I’ve finished another watercolour, on a sheet of 56 cm × 76 cm ( 30×22 inches) so quite large. The paper is Fabriano Artistico 300 g/m² “not”, cold pressed with a rough finish. The materials I used are my usual combination of plain pencil and Derwent Inktense and Conté Aquarelle watercolour pencils. I started it at the end of March so it took about three months.
Topic
The topic is a night view of an alley in Kyōto, based on picture I took during my stay in 2018. I picked it because I wanted something with a lot of colour and detail, in portrait format. And because I love Kyōto. Working on that drawing takes me straight back there, to the warmth of the summer night, the typical smells, sounds and visual impressions. And just the feeling of being there.
In Japanese there is a word for this feeling of happy memories, natsukashii (懐かしい). It’s close to “nostalgic”, but without negative connotations. The dictionary says “fondly-remembered”.

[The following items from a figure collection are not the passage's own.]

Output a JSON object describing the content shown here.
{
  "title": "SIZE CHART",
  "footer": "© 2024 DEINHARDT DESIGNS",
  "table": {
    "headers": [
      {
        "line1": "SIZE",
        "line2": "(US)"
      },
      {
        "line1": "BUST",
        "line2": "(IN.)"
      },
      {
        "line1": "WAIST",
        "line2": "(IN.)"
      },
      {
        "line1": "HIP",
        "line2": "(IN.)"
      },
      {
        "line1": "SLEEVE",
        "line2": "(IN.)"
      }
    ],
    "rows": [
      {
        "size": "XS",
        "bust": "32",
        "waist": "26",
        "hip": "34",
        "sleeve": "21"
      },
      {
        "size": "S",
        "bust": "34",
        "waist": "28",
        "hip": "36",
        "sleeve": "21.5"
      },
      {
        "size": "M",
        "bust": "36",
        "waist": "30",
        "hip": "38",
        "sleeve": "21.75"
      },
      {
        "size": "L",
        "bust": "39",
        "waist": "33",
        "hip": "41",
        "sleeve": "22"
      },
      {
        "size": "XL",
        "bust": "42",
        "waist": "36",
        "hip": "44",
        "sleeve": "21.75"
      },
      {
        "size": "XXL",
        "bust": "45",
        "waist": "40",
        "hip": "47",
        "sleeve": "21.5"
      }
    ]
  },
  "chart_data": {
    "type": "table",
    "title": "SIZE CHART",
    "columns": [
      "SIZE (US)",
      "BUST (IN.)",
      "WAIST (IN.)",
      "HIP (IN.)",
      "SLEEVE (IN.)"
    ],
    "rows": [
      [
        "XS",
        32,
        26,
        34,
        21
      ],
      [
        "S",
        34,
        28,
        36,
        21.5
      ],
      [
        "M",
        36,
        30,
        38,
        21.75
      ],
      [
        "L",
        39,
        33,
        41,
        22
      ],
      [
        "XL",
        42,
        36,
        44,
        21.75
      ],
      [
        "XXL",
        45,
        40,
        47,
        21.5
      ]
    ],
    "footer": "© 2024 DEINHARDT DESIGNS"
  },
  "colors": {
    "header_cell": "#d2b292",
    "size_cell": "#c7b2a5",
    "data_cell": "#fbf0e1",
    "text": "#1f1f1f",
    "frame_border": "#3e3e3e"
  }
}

Making a detailed drawing of a night scene is fun and challenging: because of the limitations of taking night shots with my compact camera without tripod, the original image is not entirely sharp; also, some of the brighter signs are washed out. And of course the details in the darker parts are quite lost. So I try to work out the signs and other missing parts by comparing various pictures and searching on the internet for additional, daytime pictures of that alley.
Especially the kanji (Chinese characters) on the signs are hard. If I would copy them without really understanding the characters, then the strokes would be wrong and that would be obvious to anyone who can read them. So I need to work out which kanji the often very stylised calligraphy represent. Then I can attempt to write them in the same way.
One of the things I like about drawing is that I can change whatever I like. A picture is already a lie, but in a drawing there are so many more ways in which you can alter the reality. Most of what is shown in the drawing was there on the picture. I only lied a little bit.
Context
The alley is called Shinbashi Dōri (真橋通り). It comes out onto a bridge over the Takasegawa (高瀬川), which is a narrow canal bordered with cherry trees. The bridge is called Shinbashi (真橋) and the alley takes it name from the bridge. It’s close to the much more famous Pontochō Alley (先斗町通り) and not far from the Gion Bridge over the Kamo river. The scene in the drawing is observed from the entrance of the alley from Kawaramachi Dōri (河原町通り), one of the main north-south thoroughfares.
Shinbashi Dōri runs parallel with Shijō Dōri (四条通り), one of the main roads running east-west. Already in the Heian era (around 800 CE), Kyōto (then called Heian-Kyō) was laid out on a grid pattern with the imperial palace facing south after the Chinese fashion and the main east-west roads counting up from the palace towards the south. The roads were simply numbered from 1 to 9 starting with Ichijō (#1) just to the north of the palace grounds, Nijō (#2) just to the south, then Sanjō (#3), Shijō (#4) and so on and ending at Kujō (#9). If you’ve read the Tale of Genji, you will recall that Genji had a Nijō residence and one of the important women in his life live was called the Rokujō have because her residence was on Rokujō.
Today, Shijō Dōri is the most well-known as it is a major shopping street and it runs to Gion bridge and the Gion quarter. Amazingly, all of these roads still exist, or at least there are still roads and alleys in Kyōto with those names in roughly the same place as the original ones.
Drawing process
The way I make a drawing like this is quite straightforward: I crop the image to the scene I want, then divide it into squares using guides. I divide the paper in the same number of squares, with pencil and ruler. For detailed parts, I divide the squares into smaller squares. Then I set the drawing up in pencil with the picture on my screen as reference.
For this particular drawing, I also looked at the position of the vanishing point and put in perspective guide lines.
When I’m happy with that I will usually do some very rough shading and work out some of the details.
I like using watercolour pencils. You can apply the colour first like ordinary coloured pencils and then wash them. I usually don’t put on all colour before starting to wash. Maybe that would be more systematic but I tend to postpone the parts that I am unsure about.
Colouring in a large drawing like this is much like completing a jigsaw puzzle. Until a certain amount is done it is really hard to say what it will look like, and finding the best way to colour in some small part is also a bit like hunting for the missing pieces.
Rules
I have a few “rules” for myself when it comes to drawing and watercolours:
- use rough, heavy paper
- don’t sharpen the pencils too often
- don’t use too fine a brush
- don’t correct mistakes
Look, that’s why there’s rules, understand?
So that you think before you break ‘em.
– Terry Pratchett, “Thief of time”
The banner picture shows part of the original picture I used for the drawing.